Advice on Bronchiectases

  • The patients should avoid smoking and other irritants, as well as sedatives or antitussives, that in addition interfere with driving.
  • Complications from respiratory infection prevents from driving until the condition subsides completely.
  • As these patients permanently expectorate, they can easily distract while driving for taking handkerchiefs or papers to place sputum in them, with the risk of accident.
  • During the process of expectoration, they use one or both hands, reducing or losing the control in driving.
  • They should be recommended to carry out short travels and doing all stops in a safe place, to be able to expectorate without running risks.
  • Hemoptysis prevents from driving until the physician verifies the origin, severity and possibility for relapsing.
  • Advanced pulmonary and cardiac complications of the disease are disabling for driving, often definitively. The report of the physician will advice in this regard for safety.


Atelectasis can be acute or chronic, complete or partial.

The leading cause is the bronchial obstruction by mucus plugs, tumors, granulomas, or foreign bodies, and also, by external compression of a bronchus by adenopathies, tumors, aneurism, etc.

The fast occlusion with massive collapse causes pain in the affected side, dyspnea, and cyanosis of sudden onset, hypotension, fever, and tachycardia, and at times shock. The treatment is urgent, approaching the cause of origin.

Atelectasis of slow onset may not show symptoms, or these be mild.

Chronic atelectasis frequently becomes infected and requires antibiotic therapy.

The longer the lung remains without expanding, the more probable it is that the origin is destructive, fibrotic and bronchiectatic injuries.

In the cases of recurrent respiratory infection or hemoptysis of the affected area, surgical resection should be considered.

Advice on Atelectasis

  • Symptomatic atelectasis does not allow for driving until the clinical condition subsides completely and the treatment of its cause.
  • As the conditions are highly varied, the report of the physician according to the individual evolution will counsel on the indication to drive in each case.


Hemoptysis usually results of bronchial circulation.

The most common causes are acute and chronic bronchitis, bronchogenic carcinoma, tuberculosis, pneumonia, and, to a lesser extent, bronchiectases.

In the event of hemoptysis it is important to quantify it, establish the cause, find the bleeding, and treat it. Massive hemoptysis is a medical-surgical emergency that occurs in less than 5% of the patients.
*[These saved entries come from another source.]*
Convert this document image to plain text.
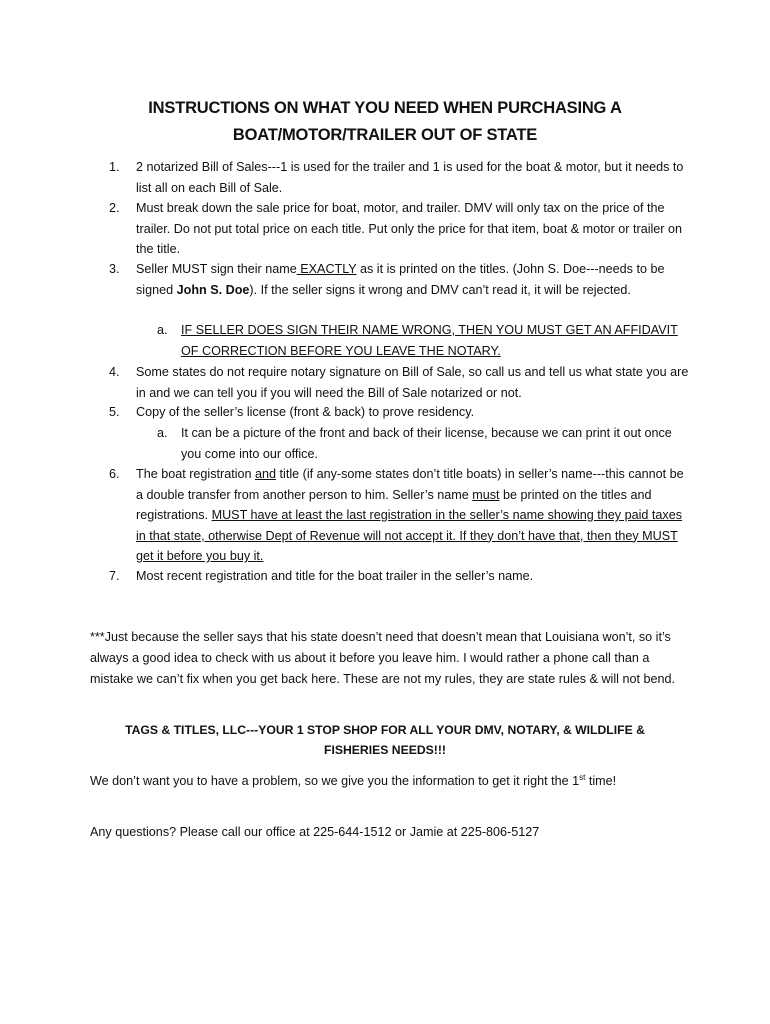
INSTRUCTIONS ON WHAT YOU NEED WHEN PURCHASING A
BOAT/MOTOR/TRAILER OUT OF STATE
1.	2 notarized Bill of Sales---1 is used for the trailer and 1 is used for the boat & motor, but it needs to list all on each Bill of Sale.
2.	Must break down the sale price for boat, motor, and trailer. DMV will only tax on the price of the trailer. Do not put total price on each title. Put only the price for that item, boat & motor or trailer on the title.
3.	Seller MUST sign their name EXACTLY as it is printed on the titles. (John S. Doe---needs to be signed John S. Doe). If the seller signs it wrong and DMV can’t read it, it will be rejected.
a.	IF SELLER DOES SIGN THEIR NAME WRONG, THEN YOU MUST GET AN AFFIDAVIT OF CORRECTION BEFORE YOU LEAVE THE NOTARY.
4.	Some states do not require notary signature on Bill of Sale, so call us and tell us what state you are in and we can tell you if you will need the Bill of Sale notarized or not.
5.	Copy of the seller’s license (front & back) to prove residency.
a.	It can be a picture of the front and back of their license, because we can print it out once you come into our office.
6.	The boat registration and title (if any-some states don’t title boats) in seller’s name---this cannot be a double transfer from another person to him. Seller’s name must be printed on the titles and registrations. MUST have at least the last registration in the seller’s name showing they paid taxes in that state, otherwise Dept of Revenue will not accept it. If they don’t have that, then they MUST get it before you buy it.
7.	Most recent registration and title for the boat trailer in the seller’s name.
***Just because the seller says that his state doesn’t need that doesn’t mean that Louisiana won’t, so it’s always a good idea to check with us about it before you leave him. I would rather a phone call than a mistake we can’t fix when you get back here. These are not my rules, they are state rules & will not bend.
TAGS & TITLES, LLC---YOUR 1 STOP SHOP FOR ALL YOUR DMV, NOTARY, & WILDLIFE &
FISHERIES NEEDS!!!
We don’t want you to have a problem, so we give you the information to get it right the 1st time!
Any questions? Please call our office at 225-644-1512 or Jamie at 225-806-5127
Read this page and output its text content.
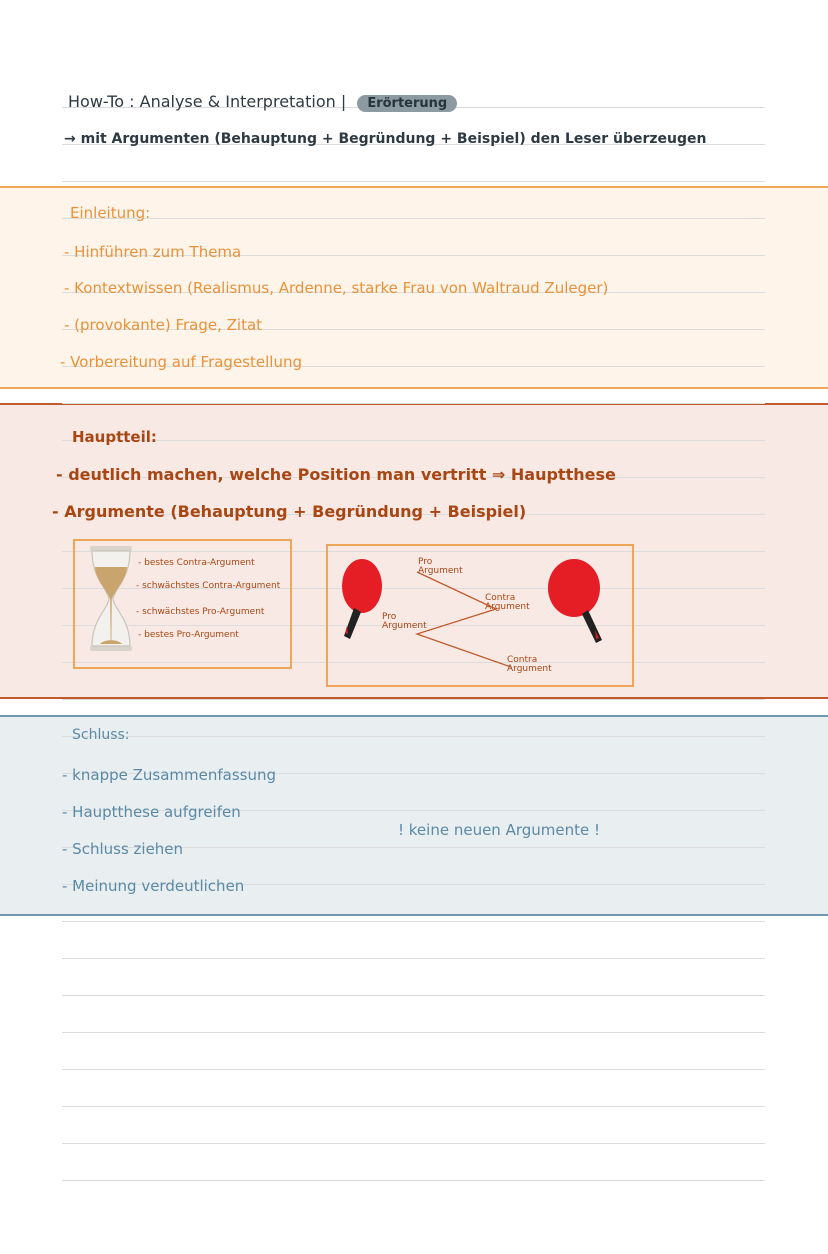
How-To : Analyse & Interpretation | Erörterung
→ mit Argumenten (Behauptung + Begründung + Beispiel) den Leser überzeugen
Einleitung:
- Hinführen zum Thema
- Kontextwissen (Realismus, Ardenne, starke Frau von Waltraud Zuleger)
- (provokante) Frage, Zitat
- Vorbereitung auf Fragestellung
Hauptteil:
- deutlich machen, welche Position man vertritt ⇒ Hauptthese
- Argumente (Behauptung + Begründung + Beispiel)
- bestes Contra-Argument
- schwächstes Contra-Argument
- schwächstes Pro-Argument
- bestes Pro-Argument
Pro
Argument
Contra
Argument
Pro
Argument
Contra
Argument
Schluss:
- knappe Zusammenfassung
- Hauptthese aufgreifen
- Schluss ziehen
- Meinung verdeutlichen
! keine neuen Argumente !
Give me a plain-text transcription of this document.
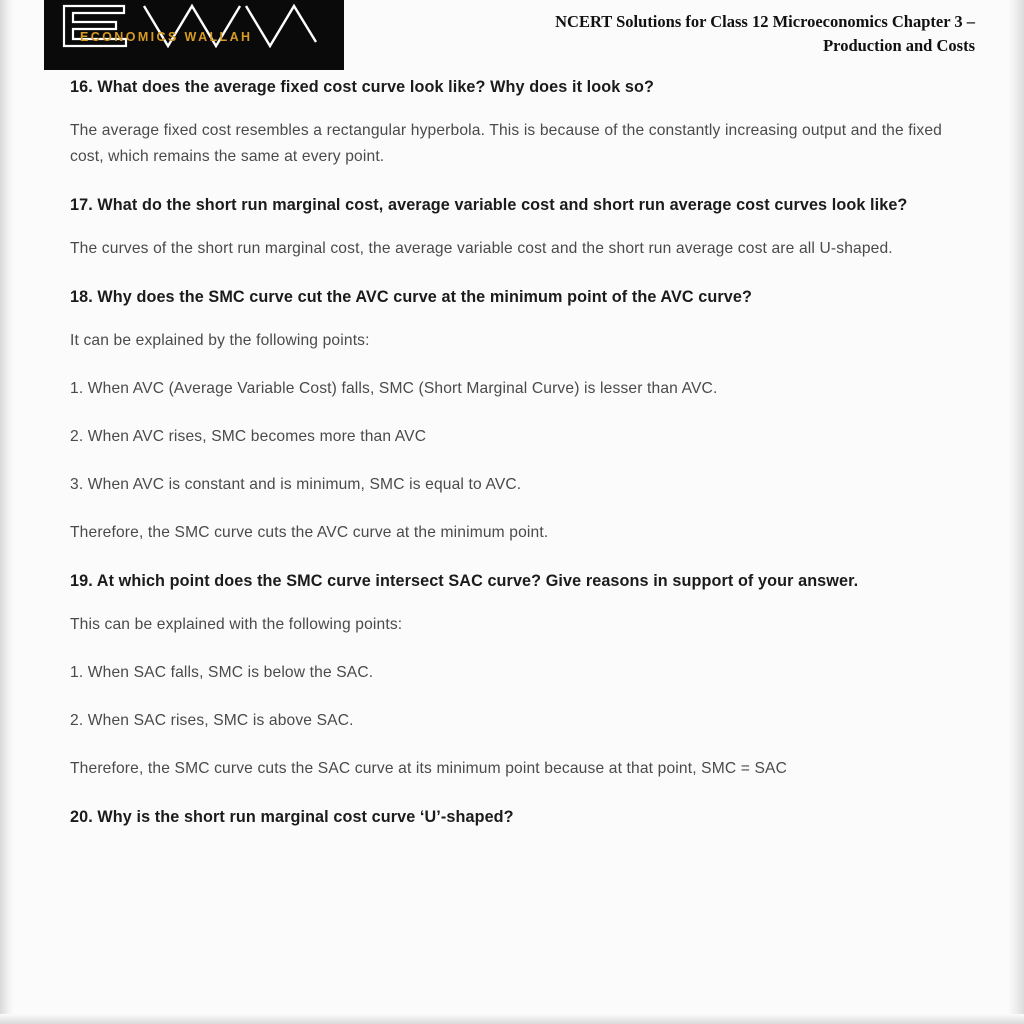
ECONOMICS WALLAH
NCERT Solutions for Class 12 Microeconomics Chapter 3 –
Production and Costs

16. What does the average fixed cost curve look like? Why does it look so?

The average fixed cost resembles a rectangular hyperbola. This is because of the constantly increasing output and the fixed cost, which remains the same at every point.

17. What do the short run marginal cost, average variable cost and short run average cost curves look like?

The curves of the short run marginal cost, the average variable cost and the short run average cost are all U-shaped.

18. Why does the SMC curve cut the AVC curve at the minimum point of the AVC curve?

It can be explained by the following points:

1. When AVC (Average Variable Cost) falls, SMC (Short Marginal Curve) is lesser than AVC.

2. When AVC rises, SMC becomes more than AVC

3. When AVC is constant and is minimum, SMC is equal to AVC.

Therefore, the SMC curve cuts the AVC curve at the minimum point.

19. At which point does the SMC curve intersect SAC curve? Give reasons in support of your answer.

This can be explained with the following points:

1. When SAC falls, SMC is below the SAC.

2. When SAC rises, SMC is above SAC.

Therefore, the SMC curve cuts the SAC curve at its minimum point because at that point, SMC = SAC

20. Why is the short run marginal cost curve ‘U’-shaped?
Hemoptysis is an alarming symptom for the patient, but it is usually limited and stops spontaneously without specific treatment, lying down on the bleeding side.

Cough is frequently a triggering factor and should be treated with codeine.

Advice on Hemoptysis

  • Hemoptysis prevents from driving until the physician verifies its origin, severity, and possibility of recurrence.
  • The physician will advise against driving to any patient at risk of hemoptysis.
  • The patient can drive, if his physician considers it advisable given the favorable progression of the clinical condition, and reports it in this regard.